D’après ces chercheurs, les systèmes de santé ont été affaiblis par les exigences de réformes économiques et de réduction des dépenses publiques et des salaires dans la fonction publique, et de décentralisation des systèmes de santé. « L’une des principales raisons de la rapidité de l’expansion de l’épidémie a été la faiblesse des systèmes de santé dans la région et il serait malvenu de ne pas s’intéresser aux causes sous-jacentes », a expliqué le principal auteur de l’étude, le sociologue de Cambridge, Alexander Kentikelenis. « Les programmes, dont le FMI s’est fait l’avocat, ont contribué aux problèmes de manque de moyens financiers et de personnels et au manque de préparation des systèmes de santé dans les pays frappés par Ebola », a-t-il précisé.

Le sociologue de Cambridge et le co-auteur de l’étude Lawrence King ont relevé qu’en 2013, juste avant l’éruption d’Ebola, les trois pays avaient été confrontés aux directives économiques du FMI. « Aucun n’a pu augmenter ses dépenses sociales malgré des besoins pressants dans le domaine de la santé », ont-ils estimé.

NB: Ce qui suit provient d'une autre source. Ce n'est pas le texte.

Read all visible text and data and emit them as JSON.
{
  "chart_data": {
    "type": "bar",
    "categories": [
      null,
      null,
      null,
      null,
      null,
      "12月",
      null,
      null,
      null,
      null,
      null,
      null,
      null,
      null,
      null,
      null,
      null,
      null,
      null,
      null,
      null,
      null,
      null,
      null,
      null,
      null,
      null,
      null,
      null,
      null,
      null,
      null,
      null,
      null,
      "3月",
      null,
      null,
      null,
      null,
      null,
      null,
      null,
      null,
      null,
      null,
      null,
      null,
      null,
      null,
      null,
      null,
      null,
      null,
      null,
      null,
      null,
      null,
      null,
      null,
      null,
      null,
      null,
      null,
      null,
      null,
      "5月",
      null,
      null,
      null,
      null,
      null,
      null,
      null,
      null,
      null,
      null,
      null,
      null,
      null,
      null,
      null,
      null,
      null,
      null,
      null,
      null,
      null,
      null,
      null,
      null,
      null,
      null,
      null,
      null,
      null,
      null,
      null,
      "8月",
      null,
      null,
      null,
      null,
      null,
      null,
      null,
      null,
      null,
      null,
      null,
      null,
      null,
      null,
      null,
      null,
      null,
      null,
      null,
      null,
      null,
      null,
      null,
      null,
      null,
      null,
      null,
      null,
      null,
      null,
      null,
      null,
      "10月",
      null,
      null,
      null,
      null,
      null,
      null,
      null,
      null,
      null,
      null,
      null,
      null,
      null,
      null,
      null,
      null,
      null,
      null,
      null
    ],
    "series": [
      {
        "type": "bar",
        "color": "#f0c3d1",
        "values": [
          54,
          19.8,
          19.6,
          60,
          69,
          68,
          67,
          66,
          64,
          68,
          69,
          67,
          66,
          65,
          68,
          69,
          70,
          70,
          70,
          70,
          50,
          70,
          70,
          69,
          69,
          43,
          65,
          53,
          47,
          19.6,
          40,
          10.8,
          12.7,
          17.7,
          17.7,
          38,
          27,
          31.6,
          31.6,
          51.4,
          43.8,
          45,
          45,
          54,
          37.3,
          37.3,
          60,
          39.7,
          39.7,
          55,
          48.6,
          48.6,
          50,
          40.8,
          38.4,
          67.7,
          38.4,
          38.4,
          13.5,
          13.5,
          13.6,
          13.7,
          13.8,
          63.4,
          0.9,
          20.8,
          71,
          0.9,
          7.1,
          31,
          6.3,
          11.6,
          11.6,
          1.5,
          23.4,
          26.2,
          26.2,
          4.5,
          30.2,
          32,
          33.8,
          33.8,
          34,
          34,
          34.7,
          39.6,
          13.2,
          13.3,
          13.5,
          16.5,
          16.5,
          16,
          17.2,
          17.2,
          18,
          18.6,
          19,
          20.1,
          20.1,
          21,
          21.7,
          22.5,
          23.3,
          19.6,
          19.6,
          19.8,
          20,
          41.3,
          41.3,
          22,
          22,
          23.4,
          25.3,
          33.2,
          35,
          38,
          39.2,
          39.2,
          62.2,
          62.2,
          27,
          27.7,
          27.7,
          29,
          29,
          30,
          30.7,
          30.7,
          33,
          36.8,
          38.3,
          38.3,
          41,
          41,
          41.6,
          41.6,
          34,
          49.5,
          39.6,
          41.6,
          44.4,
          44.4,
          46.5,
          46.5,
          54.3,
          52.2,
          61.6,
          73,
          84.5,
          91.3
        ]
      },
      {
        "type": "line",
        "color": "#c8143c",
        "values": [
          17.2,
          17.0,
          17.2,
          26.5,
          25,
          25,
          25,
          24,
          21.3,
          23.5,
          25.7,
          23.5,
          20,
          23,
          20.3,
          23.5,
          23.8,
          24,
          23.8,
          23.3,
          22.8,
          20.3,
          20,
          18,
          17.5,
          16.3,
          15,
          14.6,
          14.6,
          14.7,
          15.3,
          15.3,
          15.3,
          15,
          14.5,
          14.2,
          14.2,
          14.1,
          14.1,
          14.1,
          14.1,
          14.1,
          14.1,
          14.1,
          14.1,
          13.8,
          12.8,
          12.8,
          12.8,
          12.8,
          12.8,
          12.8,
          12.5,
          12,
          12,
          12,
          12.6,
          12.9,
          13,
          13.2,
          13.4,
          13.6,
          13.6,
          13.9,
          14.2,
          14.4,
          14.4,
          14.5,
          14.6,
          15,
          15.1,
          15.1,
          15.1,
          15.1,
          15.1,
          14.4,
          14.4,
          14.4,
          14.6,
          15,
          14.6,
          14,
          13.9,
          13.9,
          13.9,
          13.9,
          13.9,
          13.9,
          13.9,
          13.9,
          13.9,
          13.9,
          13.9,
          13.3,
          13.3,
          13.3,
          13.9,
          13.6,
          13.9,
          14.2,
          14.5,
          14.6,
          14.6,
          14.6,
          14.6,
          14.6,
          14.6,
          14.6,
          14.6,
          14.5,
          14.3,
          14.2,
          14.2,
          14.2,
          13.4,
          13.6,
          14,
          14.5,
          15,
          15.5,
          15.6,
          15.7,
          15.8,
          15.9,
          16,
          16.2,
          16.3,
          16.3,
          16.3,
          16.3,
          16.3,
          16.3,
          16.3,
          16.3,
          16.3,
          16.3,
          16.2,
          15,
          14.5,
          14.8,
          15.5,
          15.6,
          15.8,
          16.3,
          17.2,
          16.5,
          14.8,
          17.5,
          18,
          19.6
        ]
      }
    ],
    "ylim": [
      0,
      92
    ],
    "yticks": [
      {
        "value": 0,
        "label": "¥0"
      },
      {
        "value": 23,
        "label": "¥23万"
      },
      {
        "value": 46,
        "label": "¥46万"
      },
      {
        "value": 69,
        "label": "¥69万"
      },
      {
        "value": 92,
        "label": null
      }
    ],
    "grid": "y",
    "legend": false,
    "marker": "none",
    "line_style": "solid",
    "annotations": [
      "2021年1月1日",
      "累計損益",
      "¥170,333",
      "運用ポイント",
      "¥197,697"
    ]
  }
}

Réagissant à la suite de la publication de l’étude, un porte-parole du FMI a répliqué que le mandat de l’organisation n’incluait pas spécifiquement le domaine de la santé.  « De telles accusations sont basées sur un malentendu, et dans certains cas sur une déformation des politiques économiques pratiquées par le FMI », a-t-il insisté, ajoutant qu’il est totalement faux d’affirmer que la propagation d’Ebola est une conséquence de la politique du FMI.

« Depuis 2009, des prêts accordés à des pays à faible revenu l’ont été sans taux d’intérêt ce qui a libéré des ressources disponibles pour des pays désireux de dépenser plus dans les domaines de la santé et de l’éducation », a ajouté le porte-parole.  L’institution avait fourni une aide financière de 130 millions de dollars en septembre dans le cadre de la lutte contre Ebola et elle envisageait de fournir l’année prochaine une somme similaire en faveur des pays les plus touchés, a-t-il conclu.